Holes can be drilled into the plastic easily with the sharp tip of a knife.

If that can be used, I say cutting board plastic sould be used as well.


----------



## Gary in ohio (May 11, 2002)

That will work...


----------



## radiofish (Mar 30, 2007)

Here is a site, that gives other ideas for home brewed antenna insulators from discarded materials. 

$4 SPECIAL

In the past while camping for work - I even used the handles from a couple of broken plastic spoons/ forks, as an insulator for an end fed wire. I had heated a discarded nail over a campfire, in order to melt a hole in the ends, and it worked like a champ.


----------



## YuccaFlatsRanch (May 3, 2004)

Good article - suitably irreverent for Homesteadingtoday.com.
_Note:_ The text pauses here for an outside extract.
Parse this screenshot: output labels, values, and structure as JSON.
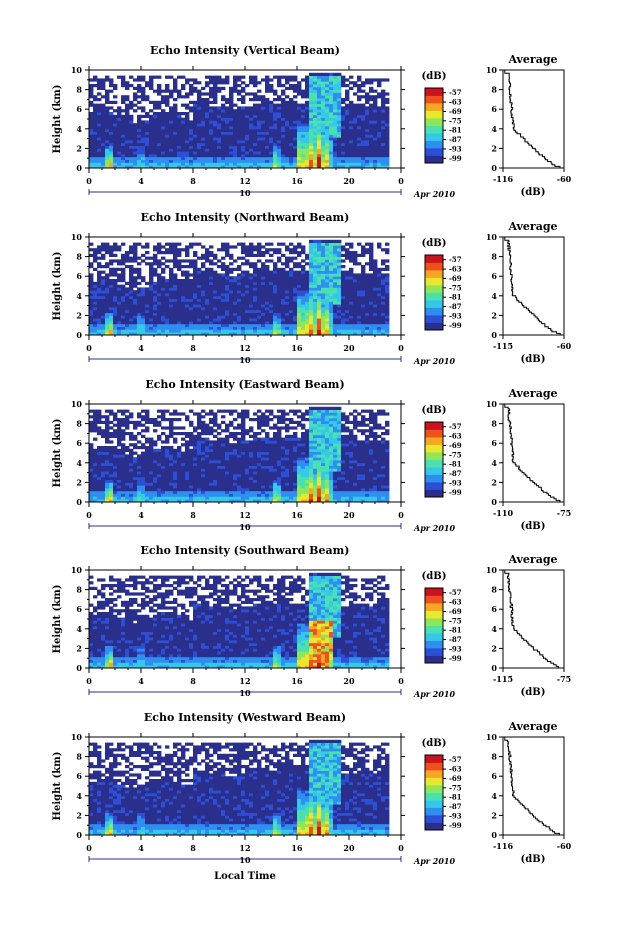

I think I will use my old plastic cutting board that needs replacing due to uncleanable knife cuts in it after all. The cost is surely right - it didn't cost more than about $5.99 when new and it will make 10-12 end insulators and a couple of center mounts. How far wrong can I go with that?? In fact since I am going to help construct antennas for Field Day next Friday, I think I will take a hand full along to see what the others think of them.


----------



## NoClue (Jan 22, 2007)

I've always just used nylon zip ties for my insulators. Never had a cutting board to spare.


----------